Untätigkeitsklage (§ 88 SGG) und Kostenentscheidung nach Erledigung der Hauptsache

Nachdem ein über ihren anwaltlichen Bevollmächtigten Widerspruch gegen eine Entscheidung über Leistungen zur Sicherung des Lebensunterhalts durch das Jobcenter ein. Daraufhin erging ein Abhilfebescheid, mit dem der angegriffene Bescheid aufgehoben wurde. Im Abhilfebescheid entschied das Jobcenter, dass der Widerspruchsführerin (und jetzigen Beschwerdeführerin im Verfahren vor dem Bundesverfassungsgericht - BVerfG -) auf Antrag die Kosten des Widerspruchsverfahrens erstattet würden, soweit sie notwendig, nachgewiesen und der Widerspruch erfolgreich gewesen wäre. Am 05.11.2020 stellte der Bevollmächtigt der Widerspruchsführerin Antrag auf Kostenfestsetzung. Am 07.05.2021 erhob er wegen Nichtverbescheidung Untätigkeitsklage zum Sozialgericht. Am 18.05.2021 erließ das Jobcenter den Kostenfestsetzungsbescheid, woraufhin die Widerspruchsführerin ihre Untätigkeitsklage in der Hauptsache für erledigt erklärte und beantragte, ihr die notwendigen Kosten ihre außergerichtlichen Kosten (entstanden im Verfahren vor dem Sozialgericht) zu erstatten. Dieser Antrag auf Kostenerstattung wurde vom Sozialgericht abgelehnt mit der Begründung, es sei durch das Gericht nach billigen Ermessen zu entscheiden und der Zuspruch der Kosten würde nicht der Billigkeit entsprechen. Zwar habe das Jobcenter nicht innerhalb der Frist des § 88 Abs. 1 S. 1 SGG über den Antrag entschieden. Anders als das HessLSG im Beschluss vom 15.02.2008 - L 7 B 184/07 AS - sehe es eine Obliegenheit hier der klagenden ehemaligen Widerspruchsführerin, die Beklagtenseite (Jobcenter) vor Schäden zu bewahren (Grundsatz Treu und Glauben aus dem Sozialrechtsverhältnis), weshalb sie sich vor Erhebung der Untätigkeitsklage noch einmal an das Jobcenter hätte wenden müssen und die Entscheidung über die Kostenfestsetzung hätte anmahnen und die Erhebung einer Untätigkeitsklage ankündigen müssen. Dies sei nicht geschehen. Daher erscheine die Untätigkeitsklage mutwillig.
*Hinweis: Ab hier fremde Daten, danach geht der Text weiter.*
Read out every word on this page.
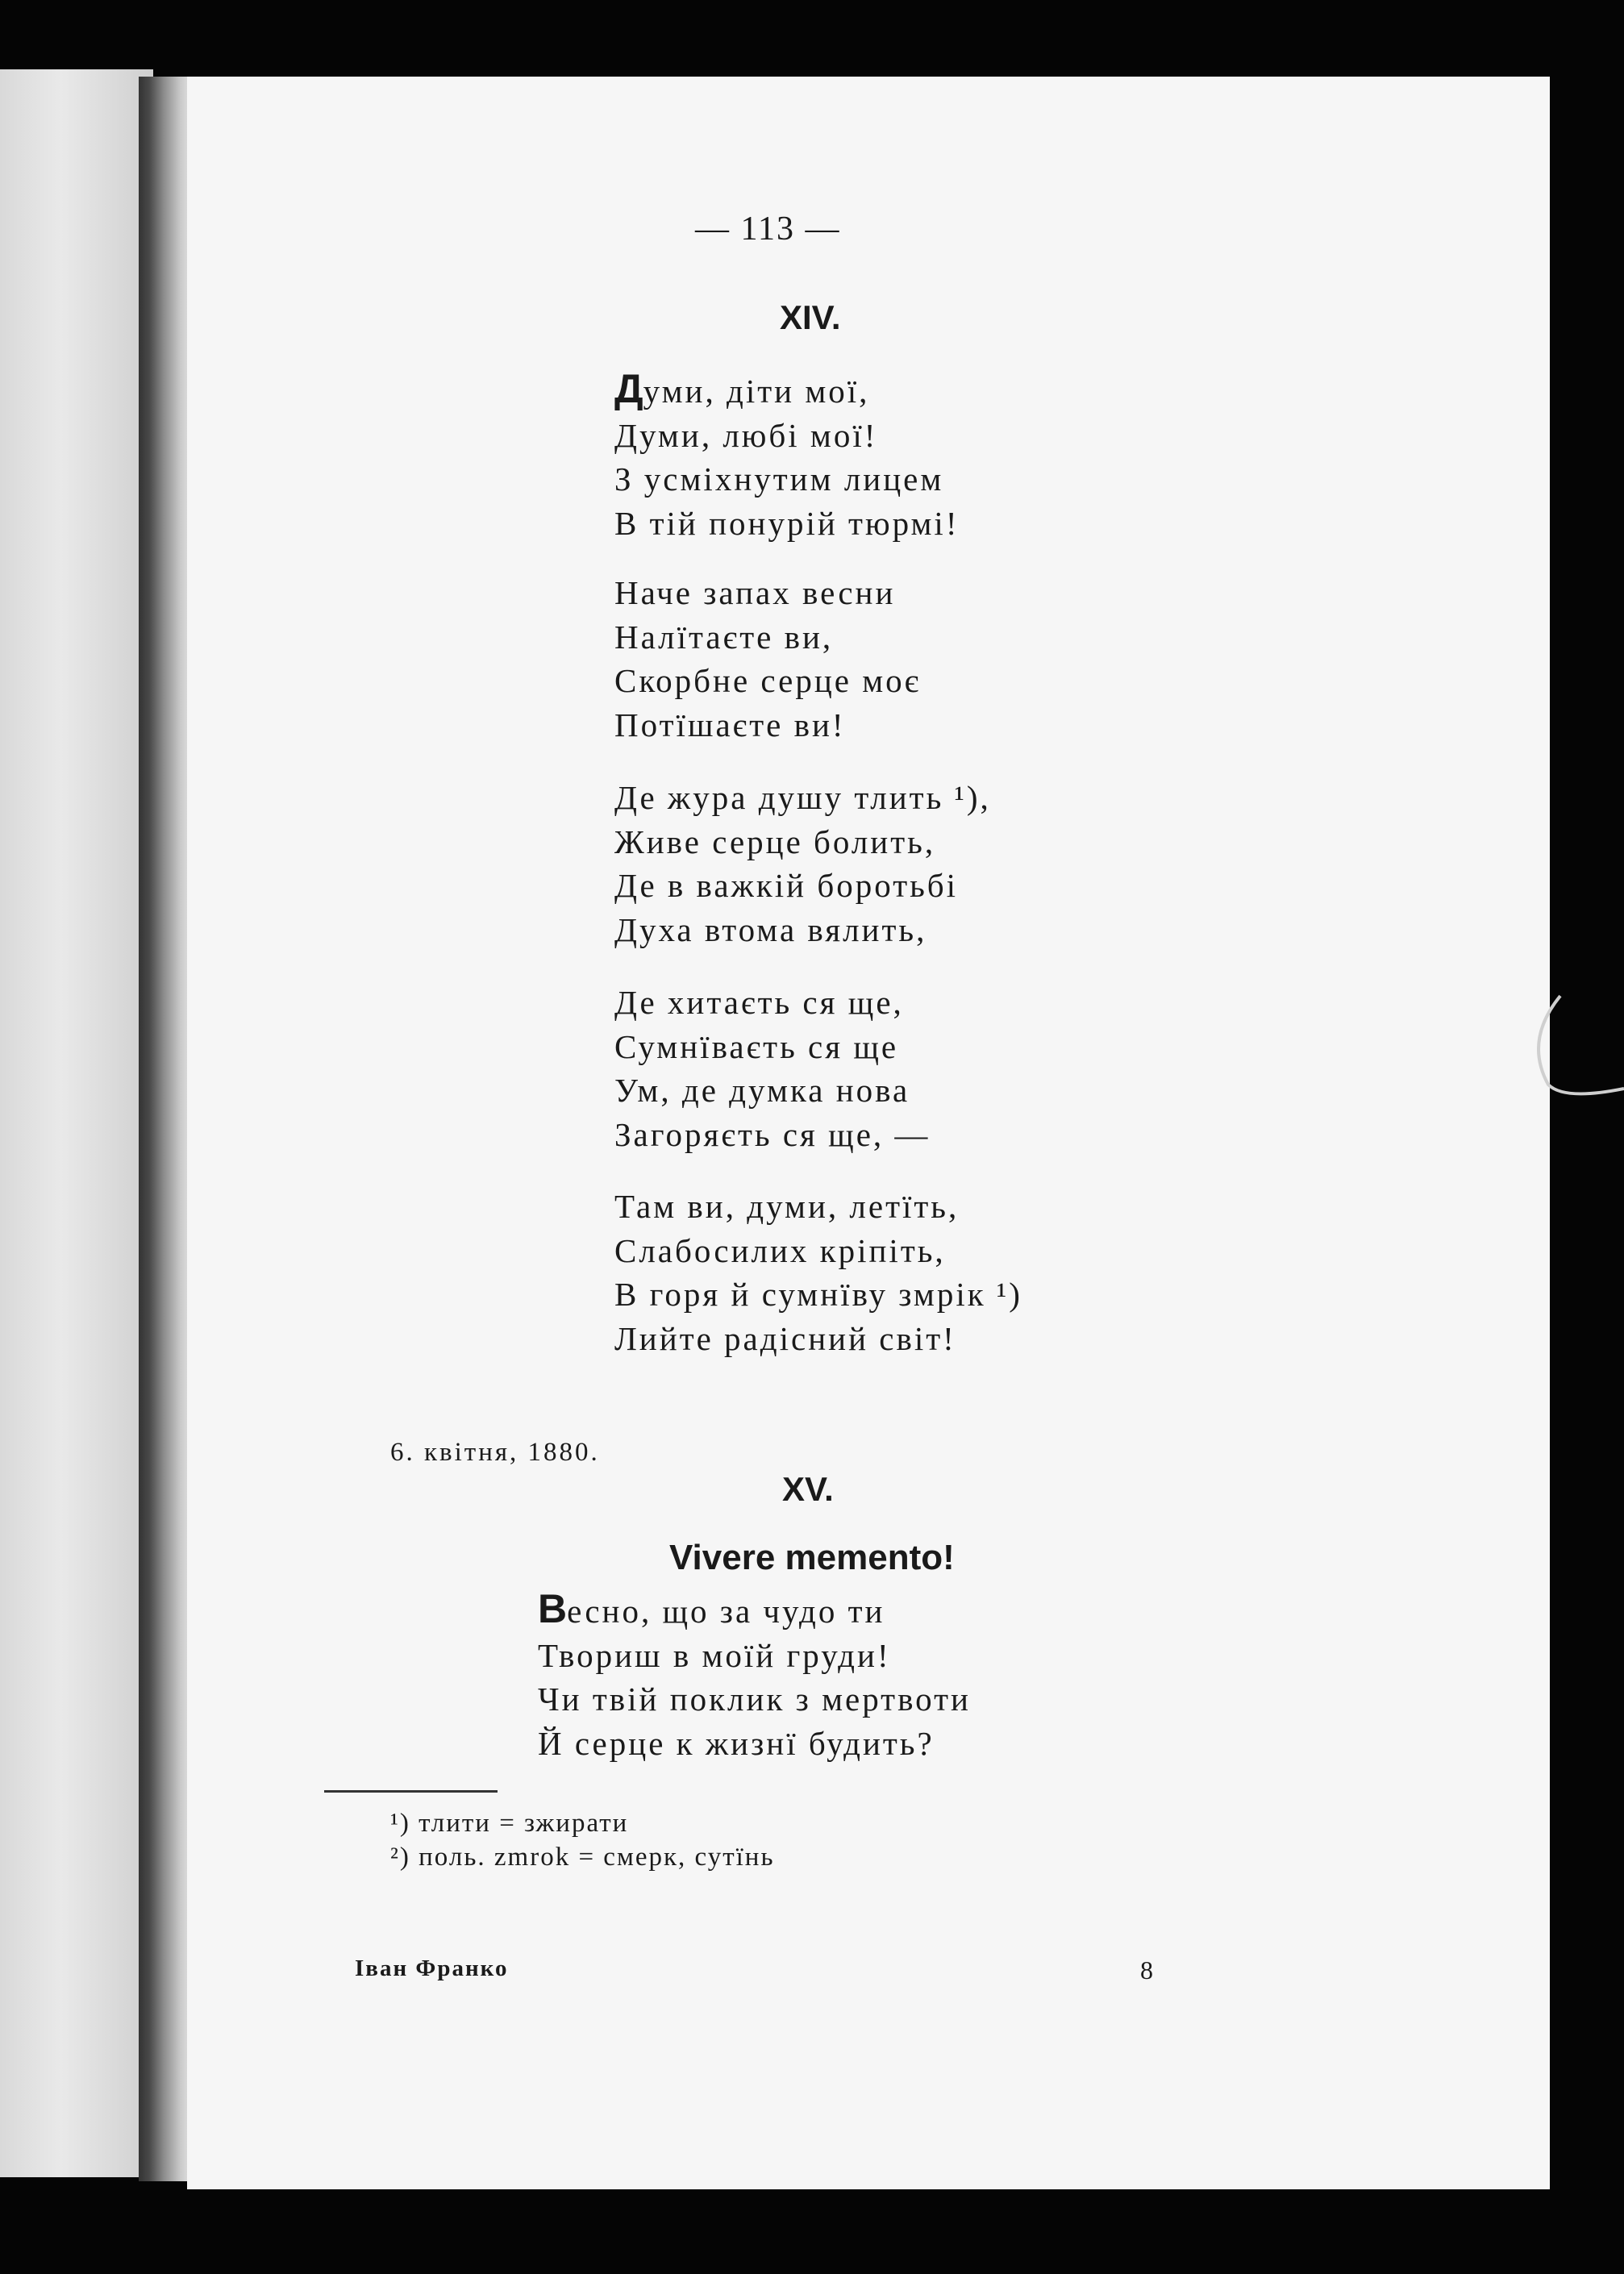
— 113 —
XIV.
Думи, діти мої,
Думи, любі мої!
З усміхнутим лицем
В тій понурій тюрмі!
Наче запах весни
Налїтаєте ви,
Скорбне серце моє
Потїшаєте ви!
Де жура душу тлить ¹),
Живе серце болить,
Де в важкій боротьбі
Духа втома вялить,
Де хитаєть ся ще,
Сумнїваєть ся ще
Ум, де думка нова
Загоряєть ся ще, —
Там ви, думи, летїть,
Слабосилих кріпіть,
В горя й сумнїву змрік ¹)
Лийте радісний світ!
6. квітня, 1880.
XV.
Vivere memento!
Весно, що за чудо ти
Твориш в моїй груди!
Чи твій поклик з мертвоти
Й серце к жизнї будить?
¹) тлити = зжирати
²) поль. zmrok = смерк, сутїнь
Іван Франко	8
Gegen die (mit einem ordentlichen Rechtsmittel nicht angreifbare) Entscheidung erhob die Beschwerdeführerin wegen Verletzung des Willkürverbots (Art. 3 Abs. 1 GG) und Anspruch auf effektiven Rechtsschutz (Art. 19 Abs. 4 GG) Verfassungsbeschwerde. Die Verfassungsbeschwerde wurde zur Entscheidung angenommen und ihr wurde stattgegeben.
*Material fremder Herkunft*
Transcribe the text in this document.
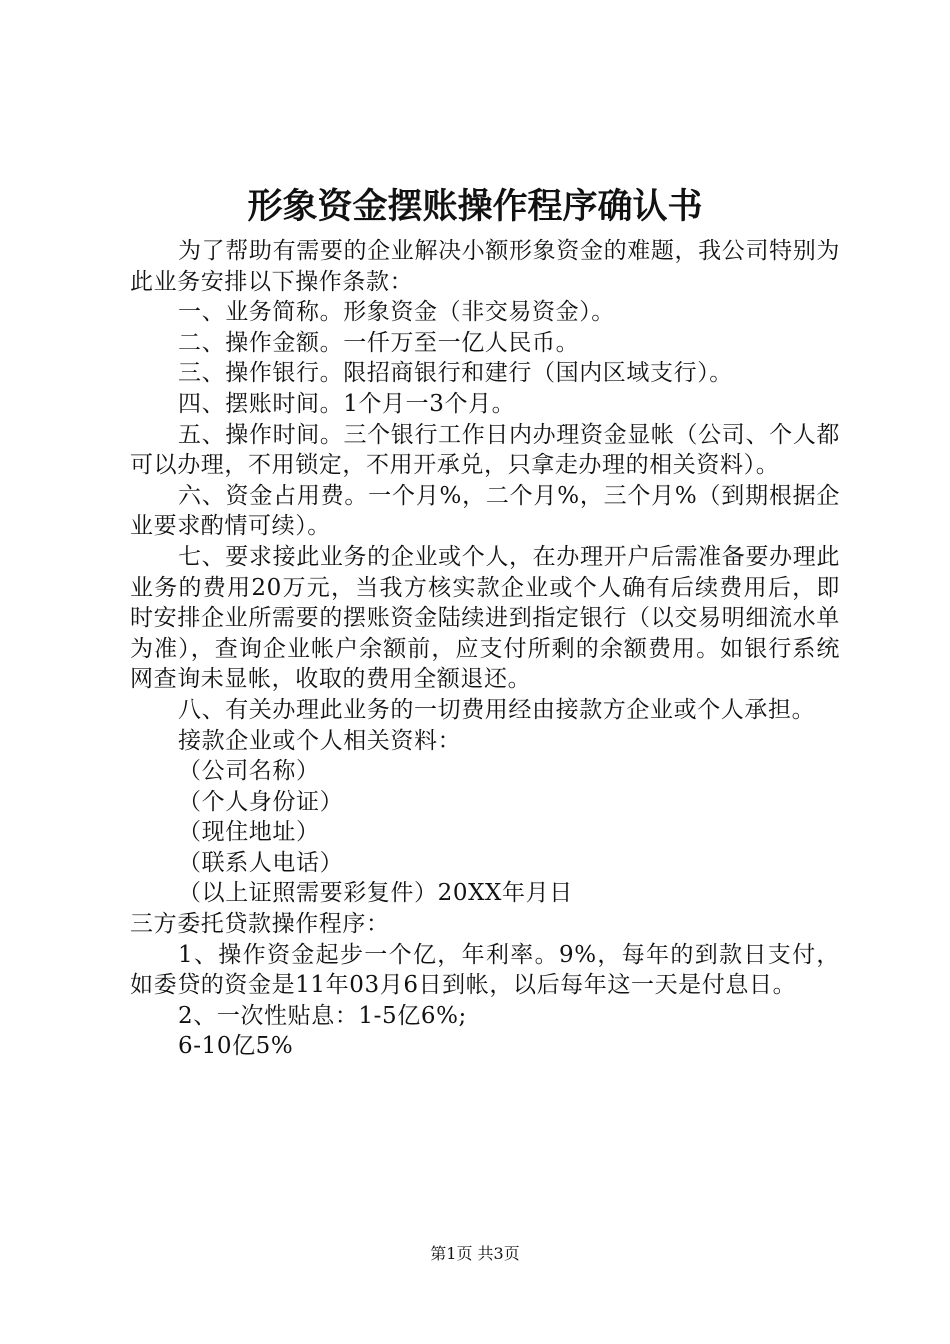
形象资金摆账操作程序确认书

为了帮助有需要的企业解决小额形象资金的难题，我公司特别为此业务安排以下操作条款：

一、业务简称。形象资金（非交易资金）。

二、操作金额。一仟万至一亿人民币。

三、操作银行。限招商银行和建行（国内区域支行）。

四、摆账时间。1个月一3个月。

五、操作时间。三个银行工作日内办理资金显帐（公司、个人都可以办理，不用锁定，不用开承兑，只拿走办理的相关资料）。

六、资金占用费。一个月%，二个月%，三个月%（到期根据企业要求酌情可续）。

七、要求接此业务的企业或个人，在办理开户后需准备要办理此业务的费用20万元，当我方核实款企业或个人确有后续费用后，即时安排企业所需要的摆账资金陆续进到指定银行（以交易明细流水单为准），查询企业帐户余额前，应支付所剩的余额费用。如银行系统网查询未显帐，收取的费用全额退还。

八、有关办理此业务的一切费用经由接款方企业或个人承担。

接款企业或个人相关资料：

（公司名称）

（个人身份证）

（现住地址）

（联系人电话）

（以上证照需要彩复件）20XX年月日

三方委托贷款操作程序：

1、操作资金起步一个亿，年利率。9%，每年的到款日支付，如委贷的资金是11年03月6日到帐，以后每年这一天是付息日。

2、一次性贴息：1-5亿6%;

6-10亿5%

第1页 共3页
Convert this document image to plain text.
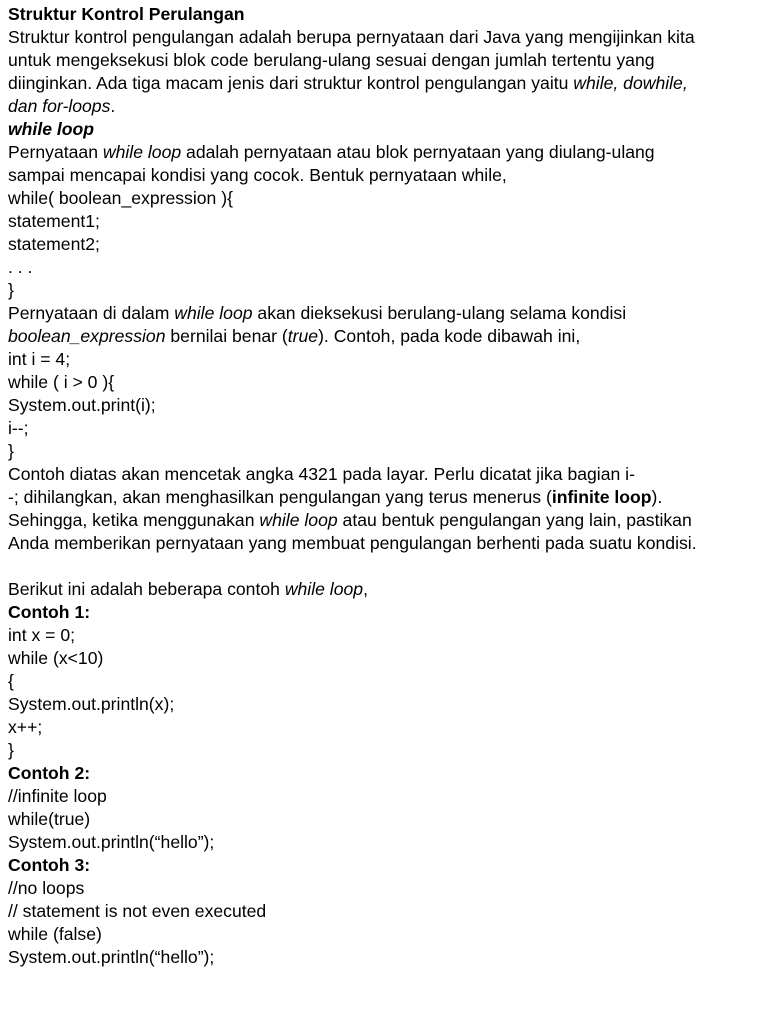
Struktur Kontrol Perulangan
Struktur kontrol pengulangan adalah berupa pernyataan dari Java yang mengijinkan kita
untuk mengeksekusi blok code berulang-ulang sesuai dengan jumlah tertentu yang
diinginkan. Ada tiga macam jenis dari struktur kontrol pengulangan yaitu while, dowhile,
dan for-loops.
while loop
Pernyataan while loop adalah pernyataan atau blok pernyataan yang diulang-ulang
sampai mencapai kondisi yang cocok. Bentuk pernyataan while,
while( boolean_expression ){
statement1;
statement2;
. . .
}
Pernyataan di dalam while loop akan dieksekusi berulang-ulang selama kondisi
boolean_expression bernilai benar (true). Contoh, pada kode dibawah ini,
int i = 4;
while ( i > 0 ){
System.out.print(i);
i--;
}
Contoh diatas akan mencetak angka 4321 pada layar. Perlu dicatat jika bagian i-
-; dihilangkan, akan menghasilkan pengulangan yang terus menerus (infinite loop).
Sehingga, ketika menggunakan while loop atau bentuk pengulangan yang lain, pastikan
Anda memberikan pernyataan yang membuat pengulangan berhenti pada suatu kondisi.
Berikut ini adalah beberapa contoh while loop,
Contoh 1:
int x = 0;
while (x<10)
{
System.out.println(x);
x++;
}
Contoh 2:
//infinite loop
while(true)
System.out.println(“hello”);
Contoh 3:
//no loops
// statement is not even executed
while (false)
System.out.println(“hello”);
Es läge ein Verstoß gegen Art. 3 Abs. 1 GG in seiner Ausprägung als Willkürverbot vor. Dies sei denn zu bejahen, wenn gegen den allgemeinen Gleichheitssatz in seiner Ausprägung als Verbot objektiver Willkür verstoßen würde, was der Fall sei, wenn der Inhalt einer Norm in nicht mehr nachvollziehbarer Weise angewandt würde. Das sei hier bei Anwendung des § 193 SGG durch das Sozialgericht der Fall gewesen.

Richtig sei, dass im vorliegenden Fall der Hauptsacheerledigung das Sozialgericht nach billigen Ermessen aufgrund allgemeiner Grundsätze über die Kosten zu entscheiden gehabt habe. Grundlage sei der Sach- und Streitstand zum Zeitpunkt der Erledigung (Rechtsgedanke der § 91 Abs. 1 S. 1 ZPO, § 91a Abs. 1 S. 1 ZPO, § 154 Abs. 1, 2 und 4 VwGO, § 155 Abs. 1 und 2 VwGO). Würde die Untätigkeitsklage vor Ablauf der gesetzlichen Wartefrist erhoben und erginge der Bescheid noch innerhalb der Frist., würde keine Kostenerstattung erfolgen, da die Klage unzulässig gewesen wäre.  Sei aber die Untätigkeitsklage zulässig und begründet käme grundsätzlich eine Kostenerstattung in Betracht, wenn die Behörde nicht innerhalb der gesetzlichen Wartefrist über den Antrag entschieden habe und kein zureichender Grund für die Verspätung vorläge (s. § 88 Abs. 1 S. 1 SGG). Vorliegend war die Wartefrist bei Erhebung der Klage abgelaufen gewesen, der Bescheid erst danach erlassen worden und ein zureichender Grund für die Verzögerung nicht ersichtlich.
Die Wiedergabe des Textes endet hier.